Hi Zhenxing,
Thanks for fixing this, it's a hard bug and a creative solution. Your
analysis seems sound and I think the strategy to add more information to
the binlog is right. I think the architecture can be modified slightly
though (see next paragraph). There were also some minor mistakes in the
patch and some things that need polishing (see comments inline).
I think your suggestion on the bug page, to include the information in
Query_log_event, is feasible, and better than adding a user variable.
You can do it by adding a "status variable" to the query log event.
Status variables which are not known to a server version are just
ignored, so the change is safe for replicating between server versions.
See the comment starting "Here there could be code like" in
log_event.cc, and see the doxygen help for Query_log_event. You'll need
to add the variable to Query_log_event, update Query_log_event
constructors, Query_log_event::write, and
Query_log_event::do_apply_event, and update the doxygen comments for
Query_log_event.
/Sven
He Zhenxing wrote:
> #At file:///media/sda3/work/mysql/bzrwork/b37051/5.1-rpl-new/
>
> 2632 He Zhenxing 2008-07-25
> BUG#37051 Replication rules not evaluated correctly
>
> The problem of this bug is that we need to get the list of tables
> to be updated for a multi-update statement, which requires to
> open all the tables referenced by the statement and resolve all
> the fields involved in update in order to figure out the list of
> tables for update. However if there are replicate filter rules,
> some tables might not exist on slave and result in a failure
> before we could examine the filter rules.
>
> I think the whole problem can not be solved on slave alone,
> the master must record and send the information of tables
> involved for update to slave, so that the slave do not need to
> open all the tables referencec by the multi-update statement to
> figure out which tables are involved for udpate.
>
> So I added an internal user variable to store the
> value of table map for update on master and written it to binlog
> before the multi-update query log event.

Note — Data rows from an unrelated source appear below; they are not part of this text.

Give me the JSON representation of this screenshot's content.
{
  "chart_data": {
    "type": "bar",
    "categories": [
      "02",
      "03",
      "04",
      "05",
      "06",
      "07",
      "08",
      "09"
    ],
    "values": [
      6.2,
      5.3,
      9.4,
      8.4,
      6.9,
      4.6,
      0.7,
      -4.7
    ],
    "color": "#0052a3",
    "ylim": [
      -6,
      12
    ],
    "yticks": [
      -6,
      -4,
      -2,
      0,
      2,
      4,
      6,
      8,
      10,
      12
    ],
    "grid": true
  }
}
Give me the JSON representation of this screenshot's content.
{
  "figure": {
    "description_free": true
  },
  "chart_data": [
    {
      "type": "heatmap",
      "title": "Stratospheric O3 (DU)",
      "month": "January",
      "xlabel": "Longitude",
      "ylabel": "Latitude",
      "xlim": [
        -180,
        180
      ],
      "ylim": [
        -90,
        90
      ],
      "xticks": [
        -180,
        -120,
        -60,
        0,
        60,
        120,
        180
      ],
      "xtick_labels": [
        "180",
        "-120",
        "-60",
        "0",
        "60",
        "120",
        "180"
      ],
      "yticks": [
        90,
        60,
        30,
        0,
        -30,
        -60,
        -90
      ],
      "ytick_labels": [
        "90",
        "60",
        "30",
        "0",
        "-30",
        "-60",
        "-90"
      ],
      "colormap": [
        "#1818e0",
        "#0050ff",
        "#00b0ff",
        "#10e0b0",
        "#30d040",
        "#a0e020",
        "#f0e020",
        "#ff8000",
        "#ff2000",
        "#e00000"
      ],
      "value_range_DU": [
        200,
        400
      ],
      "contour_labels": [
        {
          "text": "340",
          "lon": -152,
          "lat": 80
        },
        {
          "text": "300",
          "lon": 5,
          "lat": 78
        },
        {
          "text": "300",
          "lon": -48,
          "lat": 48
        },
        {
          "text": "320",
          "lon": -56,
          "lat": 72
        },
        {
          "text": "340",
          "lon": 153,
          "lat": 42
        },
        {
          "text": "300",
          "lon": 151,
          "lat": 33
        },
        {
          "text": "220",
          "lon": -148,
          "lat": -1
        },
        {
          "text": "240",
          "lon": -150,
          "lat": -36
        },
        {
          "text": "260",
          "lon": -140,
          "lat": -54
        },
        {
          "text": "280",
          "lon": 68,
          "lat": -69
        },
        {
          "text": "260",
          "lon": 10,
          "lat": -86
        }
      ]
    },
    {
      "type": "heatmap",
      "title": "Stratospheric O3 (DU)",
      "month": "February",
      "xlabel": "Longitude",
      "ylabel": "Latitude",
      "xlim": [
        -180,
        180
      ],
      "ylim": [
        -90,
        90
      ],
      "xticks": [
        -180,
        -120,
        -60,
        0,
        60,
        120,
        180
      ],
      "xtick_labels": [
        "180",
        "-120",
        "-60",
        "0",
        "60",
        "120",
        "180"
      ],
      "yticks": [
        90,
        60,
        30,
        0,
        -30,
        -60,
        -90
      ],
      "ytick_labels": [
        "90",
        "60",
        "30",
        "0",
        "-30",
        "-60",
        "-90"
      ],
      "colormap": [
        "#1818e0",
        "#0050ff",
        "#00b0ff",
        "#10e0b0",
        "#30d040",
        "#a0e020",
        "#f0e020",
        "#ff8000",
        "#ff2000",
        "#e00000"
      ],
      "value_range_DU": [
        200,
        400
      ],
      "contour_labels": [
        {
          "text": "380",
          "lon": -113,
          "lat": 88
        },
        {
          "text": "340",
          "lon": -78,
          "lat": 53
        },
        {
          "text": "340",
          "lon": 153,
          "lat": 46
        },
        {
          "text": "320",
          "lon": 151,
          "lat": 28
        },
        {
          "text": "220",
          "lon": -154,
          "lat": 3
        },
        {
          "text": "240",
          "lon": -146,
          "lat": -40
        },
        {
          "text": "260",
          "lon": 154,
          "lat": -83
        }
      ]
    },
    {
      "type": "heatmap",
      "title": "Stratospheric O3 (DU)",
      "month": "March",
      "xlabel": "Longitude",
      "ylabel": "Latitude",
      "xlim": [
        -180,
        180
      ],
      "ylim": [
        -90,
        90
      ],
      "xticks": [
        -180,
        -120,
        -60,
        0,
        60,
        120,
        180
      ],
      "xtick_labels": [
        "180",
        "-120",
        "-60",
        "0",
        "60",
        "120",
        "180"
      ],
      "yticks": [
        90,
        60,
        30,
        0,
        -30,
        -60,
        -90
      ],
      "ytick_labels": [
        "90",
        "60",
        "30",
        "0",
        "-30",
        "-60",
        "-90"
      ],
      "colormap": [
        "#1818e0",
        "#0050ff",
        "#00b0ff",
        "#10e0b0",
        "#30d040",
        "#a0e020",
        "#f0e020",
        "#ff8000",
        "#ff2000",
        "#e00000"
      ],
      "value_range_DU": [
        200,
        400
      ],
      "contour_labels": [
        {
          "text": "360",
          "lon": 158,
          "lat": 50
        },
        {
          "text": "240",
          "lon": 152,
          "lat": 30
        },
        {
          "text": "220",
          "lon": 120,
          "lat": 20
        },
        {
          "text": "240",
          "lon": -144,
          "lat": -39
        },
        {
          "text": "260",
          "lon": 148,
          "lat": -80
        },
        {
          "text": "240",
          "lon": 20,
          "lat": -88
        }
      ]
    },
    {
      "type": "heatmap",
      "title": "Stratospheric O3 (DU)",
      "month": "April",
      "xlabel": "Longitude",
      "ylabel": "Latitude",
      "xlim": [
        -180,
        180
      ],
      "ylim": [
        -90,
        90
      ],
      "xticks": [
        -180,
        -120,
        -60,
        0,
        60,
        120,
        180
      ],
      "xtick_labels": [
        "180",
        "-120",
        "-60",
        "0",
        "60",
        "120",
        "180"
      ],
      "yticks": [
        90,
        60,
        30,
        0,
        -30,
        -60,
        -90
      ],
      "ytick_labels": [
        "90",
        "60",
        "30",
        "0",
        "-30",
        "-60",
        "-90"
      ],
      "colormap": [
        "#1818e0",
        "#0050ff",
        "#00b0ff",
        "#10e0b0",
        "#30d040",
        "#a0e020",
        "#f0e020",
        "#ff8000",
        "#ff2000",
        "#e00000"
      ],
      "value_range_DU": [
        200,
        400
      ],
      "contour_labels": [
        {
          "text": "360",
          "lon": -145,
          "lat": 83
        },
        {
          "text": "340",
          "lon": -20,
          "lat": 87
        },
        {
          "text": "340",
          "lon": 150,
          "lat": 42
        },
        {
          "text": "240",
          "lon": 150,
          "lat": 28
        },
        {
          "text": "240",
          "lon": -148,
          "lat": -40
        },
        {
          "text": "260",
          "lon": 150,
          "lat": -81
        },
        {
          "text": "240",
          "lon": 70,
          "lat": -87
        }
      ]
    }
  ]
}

And on slave, it will
> try to get the value of this variable and use it to examine
> filter rules without opening any tables on slave.
> added:
> mysql-test/suite/rpl/r/rpl_bug37051.result
> mysql-test/suite/rpl/t/rpl_bug37051-slave.opt
> mysql-test/suite/rpl/t/rpl_bug37051.test
> modified:
> sql/log.cc
> sql/sql_class.h
> sql/sql_parse.cc
> sql/sql_update.cc
>
> per-file messages:
> sql/log.cc
> Write the user var event of table_map_for_update for multi-upate
> sql/sql_class.h
> add member table_map_for_update to THD
> sql/sql_parse.cc
> check filter rules by using table_map_for_update value
> sql/sql_update.cc
> save the value of table_map_for_update
> === added file 'mysql-test/suite/rpl/r/rpl_bug37051.result'
> --- a/mysql-test/suite/rpl/r/rpl_bug37051.result 1970-01-01 00:00:00 +0000
> +++ b/mysql-test/suite/rpl/r/rpl_bug37051.result 2008-07-25 08:23:42 +0000
> @@ -0,0 +1,29 @@
> +stop slave;
> +drop table if exists t1,t2,t3,t4,t5,t6,t7,t8,t9;
> +reset master;
> +reset slave;
> +drop table if exists t1,t2,t3,t4,t5,t6,t7,t8,t9;
> +start slave;
> +CREATE TABLE t1 (id int, a int);
> +CREATE TABLE t2 (id int, b int);
> +CREATE TABLE t3 (id int, c int);
> +INSERT INTO t1 VALUES (1, 1), (2, 2), (3, 3);
> +INSERT INTO t2 VALUES (1, 1), (2, 2), (3, 3);
> +INSERT INTO t3 VALUES (1, 1), (2, 2), (3, 3);
> +UPDATE t2 LEFT JOIN t1 ON (t1.id = t2.id) SET a=a+10, b=a+10 where t1.id = 1;
> +UPDATE t1 LEFT JOIN t2 ON (t1.id = t2.id) SET a=a+10, b=a+10 where t1.id = 1;
> +set global sql_slave_skip_counter=1;
> +start slave;
> +UPDATE t1 NATURAL JOIN t2 SET b = a+100 where id = 1;
> +UPDATE t1 NATURAL JOIN t2 SET a = a+100 where id = 1;
> +set global sql_slave_skip_counter=1;
> +start slave;
> +UPDATE t3 LEFT JOIN t1 ON (t1.id = t3.id) SET c = c+1000 where t1.id = 1;
> +UPDATE t1 NATURAL JOIN t3 SET c = c+10000 where id = 1;
> +UPDATE t3 LEFT JOIN t2 ON (t2.id = t3.id) SET b=b+100000, c=c+100000 where t2.id =
> 1;
> +UPDATE t2 NATURAL JOIN t3 SET b=b+1000000, c=c+1000000 where id = 1;
> +SELECT * FROM t1;
> +id a
> +1 1
> +2 2
> +3 3
>
> === added file 'mysql-test/suite/rpl/t/rpl_bug37051-slave.opt'
> --- a/mysql-test/suite/rpl/t/rpl_bug37051-slave.opt 1970-01-01 00:00:00 +0000
> +++ b/mysql-test/suite/rpl/t/rpl_bug37051-slave.opt 2008-07-25 08:23:42 +0000
> @@ -0,0 +1 @@
> +--replicate-do-table=test.t1 --replicate-ignore-table=test.t2
> --replicate-ignore-table=test.t3
>
> === added file 'mysql-test/suite/rpl/t/rpl_bug37051.test'
I think you could make the test name describe the purpose of the test
better. Maybe rpl_ignore_table.test? (that's taken though, so if you
can't test what you want to test with the server options for the
existing test, you can always make it rpl_ignore_table_2.test :-)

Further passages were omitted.